Can anyone please help me to find the generalized equation for $x$,$y$ and $z$?

Question

$$ A= P(9+2\cos(x)+2\cos(y)+2\cos(z)) $$ $$ B= P(9+2\cos(x-2\pi/3)+2\cos(y-2\pi/3)+2\cos(z-2\pi/3)) $$ $$ C= P(9+2\cos(x+2\pi/3)+2\cos(y+2\pi/3)+2\cos(z+2\pi/3)) $$

Answer 1

Observation: replacing $A,B,C$ with $A/p$, etc., we have \begin{align} A&= (9+2\cos(x)+2\cos(y)+2\cos(z))\\ B&= (9+2\cos(x-2\pi/3)+2\cos(y-2\pi/3)+2\cos(z-2\pi/3))\\ C&= (9+2\cos(x+2\pi/3)+2\cos(y+2\pi/3)+2\cos(z+2\pi/3)) \end{align}

Summing, we get \begin{align} A+B+C&= 27 + 2[\cos(x) + \cos(x-2\pi/3) + \cos(x + 2\pi/3] + \ldots \end{align} where the ellipses denote similar expressions in $y$ and $z$. But this expression in brackets is always zero, so these equations cannot have a solution unless $A + B + C = 27$.

Answer 2

Hint: Like John Hughes said first introduce $A'=A/p$, $B'=B/p$ and $C'=C/p$ assuming $p\neq0$. Only if $A=B=C=0$ allows $p=0$ which means that any combination of $x,y,z$ solves the problem.

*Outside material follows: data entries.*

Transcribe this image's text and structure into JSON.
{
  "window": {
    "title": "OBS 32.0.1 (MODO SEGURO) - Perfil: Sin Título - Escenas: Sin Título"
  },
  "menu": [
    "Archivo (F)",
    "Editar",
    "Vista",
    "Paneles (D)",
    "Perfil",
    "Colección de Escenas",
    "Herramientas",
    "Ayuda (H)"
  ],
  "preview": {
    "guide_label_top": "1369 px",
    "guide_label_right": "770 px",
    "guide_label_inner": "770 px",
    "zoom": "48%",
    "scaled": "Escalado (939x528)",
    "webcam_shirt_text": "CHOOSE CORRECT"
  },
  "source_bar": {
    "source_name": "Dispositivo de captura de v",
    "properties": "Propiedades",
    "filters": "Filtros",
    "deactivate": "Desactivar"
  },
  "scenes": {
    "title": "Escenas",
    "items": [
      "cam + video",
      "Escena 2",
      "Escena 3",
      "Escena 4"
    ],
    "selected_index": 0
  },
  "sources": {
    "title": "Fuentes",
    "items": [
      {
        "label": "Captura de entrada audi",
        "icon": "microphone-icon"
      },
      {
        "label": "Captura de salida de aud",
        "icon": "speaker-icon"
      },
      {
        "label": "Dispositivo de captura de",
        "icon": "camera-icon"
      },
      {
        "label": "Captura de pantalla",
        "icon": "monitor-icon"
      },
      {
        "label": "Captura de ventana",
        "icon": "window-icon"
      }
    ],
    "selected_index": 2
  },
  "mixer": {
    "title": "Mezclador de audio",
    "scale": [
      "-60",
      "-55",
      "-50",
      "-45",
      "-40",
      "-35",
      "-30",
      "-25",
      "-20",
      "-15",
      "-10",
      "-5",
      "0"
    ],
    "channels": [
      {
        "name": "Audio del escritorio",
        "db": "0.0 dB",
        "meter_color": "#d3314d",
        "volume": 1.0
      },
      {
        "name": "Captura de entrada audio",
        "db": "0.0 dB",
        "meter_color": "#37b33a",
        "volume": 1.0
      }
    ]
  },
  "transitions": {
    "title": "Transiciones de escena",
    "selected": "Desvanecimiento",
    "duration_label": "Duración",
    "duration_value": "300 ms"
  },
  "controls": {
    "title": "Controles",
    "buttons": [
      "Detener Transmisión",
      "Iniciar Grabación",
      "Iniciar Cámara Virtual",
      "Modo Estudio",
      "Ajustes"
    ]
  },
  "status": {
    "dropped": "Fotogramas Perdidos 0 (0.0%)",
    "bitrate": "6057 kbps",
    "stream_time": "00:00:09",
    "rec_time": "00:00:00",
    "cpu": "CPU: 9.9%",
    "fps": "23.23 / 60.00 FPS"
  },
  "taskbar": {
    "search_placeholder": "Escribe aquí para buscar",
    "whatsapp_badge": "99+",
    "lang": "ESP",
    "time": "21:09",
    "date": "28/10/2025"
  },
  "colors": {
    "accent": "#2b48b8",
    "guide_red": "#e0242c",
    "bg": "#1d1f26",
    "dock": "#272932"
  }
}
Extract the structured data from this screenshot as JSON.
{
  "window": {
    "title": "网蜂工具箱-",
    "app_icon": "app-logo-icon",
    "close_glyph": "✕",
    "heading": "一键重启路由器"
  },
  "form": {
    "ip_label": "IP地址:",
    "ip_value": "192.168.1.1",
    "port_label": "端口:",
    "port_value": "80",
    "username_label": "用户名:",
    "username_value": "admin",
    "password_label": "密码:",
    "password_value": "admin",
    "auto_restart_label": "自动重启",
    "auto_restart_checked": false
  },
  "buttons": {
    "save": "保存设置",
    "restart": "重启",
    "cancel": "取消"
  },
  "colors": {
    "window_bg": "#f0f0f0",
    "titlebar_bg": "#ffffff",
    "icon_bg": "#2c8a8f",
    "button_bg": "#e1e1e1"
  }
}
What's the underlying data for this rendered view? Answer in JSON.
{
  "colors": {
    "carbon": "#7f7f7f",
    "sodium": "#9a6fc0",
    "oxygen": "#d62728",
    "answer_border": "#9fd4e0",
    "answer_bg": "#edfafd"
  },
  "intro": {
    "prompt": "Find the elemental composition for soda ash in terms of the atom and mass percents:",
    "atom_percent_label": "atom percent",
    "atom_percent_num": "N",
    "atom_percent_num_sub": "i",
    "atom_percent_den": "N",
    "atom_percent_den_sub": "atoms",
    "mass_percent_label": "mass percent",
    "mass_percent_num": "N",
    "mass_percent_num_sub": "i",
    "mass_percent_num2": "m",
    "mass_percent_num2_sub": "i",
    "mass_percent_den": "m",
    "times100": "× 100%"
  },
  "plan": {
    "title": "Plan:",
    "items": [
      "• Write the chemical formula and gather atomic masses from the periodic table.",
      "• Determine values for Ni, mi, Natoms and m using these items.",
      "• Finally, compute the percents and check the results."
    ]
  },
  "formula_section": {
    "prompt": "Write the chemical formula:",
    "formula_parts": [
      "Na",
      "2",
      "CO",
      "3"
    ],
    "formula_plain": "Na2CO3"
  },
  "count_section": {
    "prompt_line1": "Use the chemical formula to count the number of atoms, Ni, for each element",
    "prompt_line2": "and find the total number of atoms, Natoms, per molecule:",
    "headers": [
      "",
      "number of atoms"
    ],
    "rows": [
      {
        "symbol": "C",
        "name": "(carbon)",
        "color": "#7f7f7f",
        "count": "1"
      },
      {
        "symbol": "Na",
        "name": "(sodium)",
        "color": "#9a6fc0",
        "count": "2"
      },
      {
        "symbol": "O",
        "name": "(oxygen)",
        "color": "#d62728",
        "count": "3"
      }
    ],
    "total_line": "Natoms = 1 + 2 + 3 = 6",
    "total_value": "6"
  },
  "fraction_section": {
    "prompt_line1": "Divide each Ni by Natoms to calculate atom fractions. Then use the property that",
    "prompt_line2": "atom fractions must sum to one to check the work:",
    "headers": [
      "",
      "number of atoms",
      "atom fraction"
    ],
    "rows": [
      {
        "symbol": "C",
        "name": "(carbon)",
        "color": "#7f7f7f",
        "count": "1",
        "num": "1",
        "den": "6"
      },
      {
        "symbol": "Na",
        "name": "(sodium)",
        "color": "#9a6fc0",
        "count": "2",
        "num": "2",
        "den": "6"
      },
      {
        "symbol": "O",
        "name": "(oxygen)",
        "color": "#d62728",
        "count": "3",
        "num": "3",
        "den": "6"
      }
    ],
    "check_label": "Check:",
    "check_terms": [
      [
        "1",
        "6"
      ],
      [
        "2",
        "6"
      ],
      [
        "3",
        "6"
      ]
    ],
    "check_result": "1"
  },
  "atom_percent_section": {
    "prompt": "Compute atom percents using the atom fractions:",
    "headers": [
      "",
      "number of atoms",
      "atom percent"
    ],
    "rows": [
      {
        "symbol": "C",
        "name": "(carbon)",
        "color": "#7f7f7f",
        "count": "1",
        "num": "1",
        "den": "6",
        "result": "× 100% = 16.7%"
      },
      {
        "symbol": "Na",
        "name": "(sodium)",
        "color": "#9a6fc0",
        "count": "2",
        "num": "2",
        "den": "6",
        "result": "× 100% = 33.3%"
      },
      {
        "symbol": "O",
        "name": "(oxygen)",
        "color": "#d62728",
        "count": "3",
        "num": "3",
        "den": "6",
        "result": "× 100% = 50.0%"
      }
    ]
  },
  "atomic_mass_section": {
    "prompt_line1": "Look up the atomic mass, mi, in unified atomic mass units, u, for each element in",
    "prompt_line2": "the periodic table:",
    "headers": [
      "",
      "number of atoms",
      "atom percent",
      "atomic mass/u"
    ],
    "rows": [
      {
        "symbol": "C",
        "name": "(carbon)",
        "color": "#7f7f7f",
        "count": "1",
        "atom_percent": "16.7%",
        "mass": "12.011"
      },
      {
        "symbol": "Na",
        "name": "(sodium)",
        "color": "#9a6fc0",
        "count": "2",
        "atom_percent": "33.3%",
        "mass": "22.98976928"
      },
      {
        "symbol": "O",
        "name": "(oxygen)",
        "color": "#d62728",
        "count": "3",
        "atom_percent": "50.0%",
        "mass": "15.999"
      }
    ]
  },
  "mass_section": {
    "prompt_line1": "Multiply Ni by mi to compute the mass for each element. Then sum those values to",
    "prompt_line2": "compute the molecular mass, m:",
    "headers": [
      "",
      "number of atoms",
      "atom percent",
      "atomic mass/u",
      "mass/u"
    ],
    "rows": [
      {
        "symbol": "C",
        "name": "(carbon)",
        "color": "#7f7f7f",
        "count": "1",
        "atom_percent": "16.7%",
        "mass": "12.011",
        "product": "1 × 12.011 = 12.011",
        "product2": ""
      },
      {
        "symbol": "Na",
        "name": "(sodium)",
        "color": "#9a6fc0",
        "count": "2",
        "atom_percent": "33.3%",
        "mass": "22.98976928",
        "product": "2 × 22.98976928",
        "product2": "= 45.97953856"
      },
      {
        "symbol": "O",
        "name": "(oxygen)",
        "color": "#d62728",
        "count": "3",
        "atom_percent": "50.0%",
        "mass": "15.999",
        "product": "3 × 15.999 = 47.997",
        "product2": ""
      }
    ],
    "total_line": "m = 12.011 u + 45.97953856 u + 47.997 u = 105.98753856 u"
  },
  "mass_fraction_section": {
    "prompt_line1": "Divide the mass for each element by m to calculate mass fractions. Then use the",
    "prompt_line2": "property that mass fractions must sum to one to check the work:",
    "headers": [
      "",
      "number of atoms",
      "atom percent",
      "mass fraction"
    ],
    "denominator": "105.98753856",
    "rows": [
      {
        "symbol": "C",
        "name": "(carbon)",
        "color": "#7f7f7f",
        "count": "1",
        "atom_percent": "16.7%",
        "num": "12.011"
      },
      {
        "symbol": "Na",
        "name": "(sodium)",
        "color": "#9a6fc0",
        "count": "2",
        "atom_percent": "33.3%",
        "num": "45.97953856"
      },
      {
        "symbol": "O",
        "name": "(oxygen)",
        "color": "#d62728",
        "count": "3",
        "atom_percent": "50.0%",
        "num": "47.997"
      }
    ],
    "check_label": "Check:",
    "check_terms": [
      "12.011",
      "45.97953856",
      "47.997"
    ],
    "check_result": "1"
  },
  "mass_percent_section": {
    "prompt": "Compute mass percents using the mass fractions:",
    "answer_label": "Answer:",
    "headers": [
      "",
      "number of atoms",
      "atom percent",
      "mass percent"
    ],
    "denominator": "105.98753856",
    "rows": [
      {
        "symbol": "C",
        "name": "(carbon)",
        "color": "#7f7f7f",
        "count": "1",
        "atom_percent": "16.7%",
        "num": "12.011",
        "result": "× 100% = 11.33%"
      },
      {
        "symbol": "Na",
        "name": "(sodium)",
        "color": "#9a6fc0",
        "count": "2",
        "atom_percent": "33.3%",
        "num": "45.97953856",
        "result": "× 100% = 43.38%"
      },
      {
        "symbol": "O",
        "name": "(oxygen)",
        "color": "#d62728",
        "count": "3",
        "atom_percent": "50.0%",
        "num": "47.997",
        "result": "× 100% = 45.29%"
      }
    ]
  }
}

Then use the addition formula

$\cos(a+b)=\cos(a)\cos(b)-\sin(a)\sin(b)$

Then replace $\sin(x)=\sqrt{1-\cos^2(x)}$ (assuming $x \in [0,\pi]$), same for $y$ and $z$. And substitute $\cos(x)=\alpha_1$. Do the same with $\cos(y)=\alpha_2$ and $\cos(z)=\alpha_3$. Solve the nonlinear system.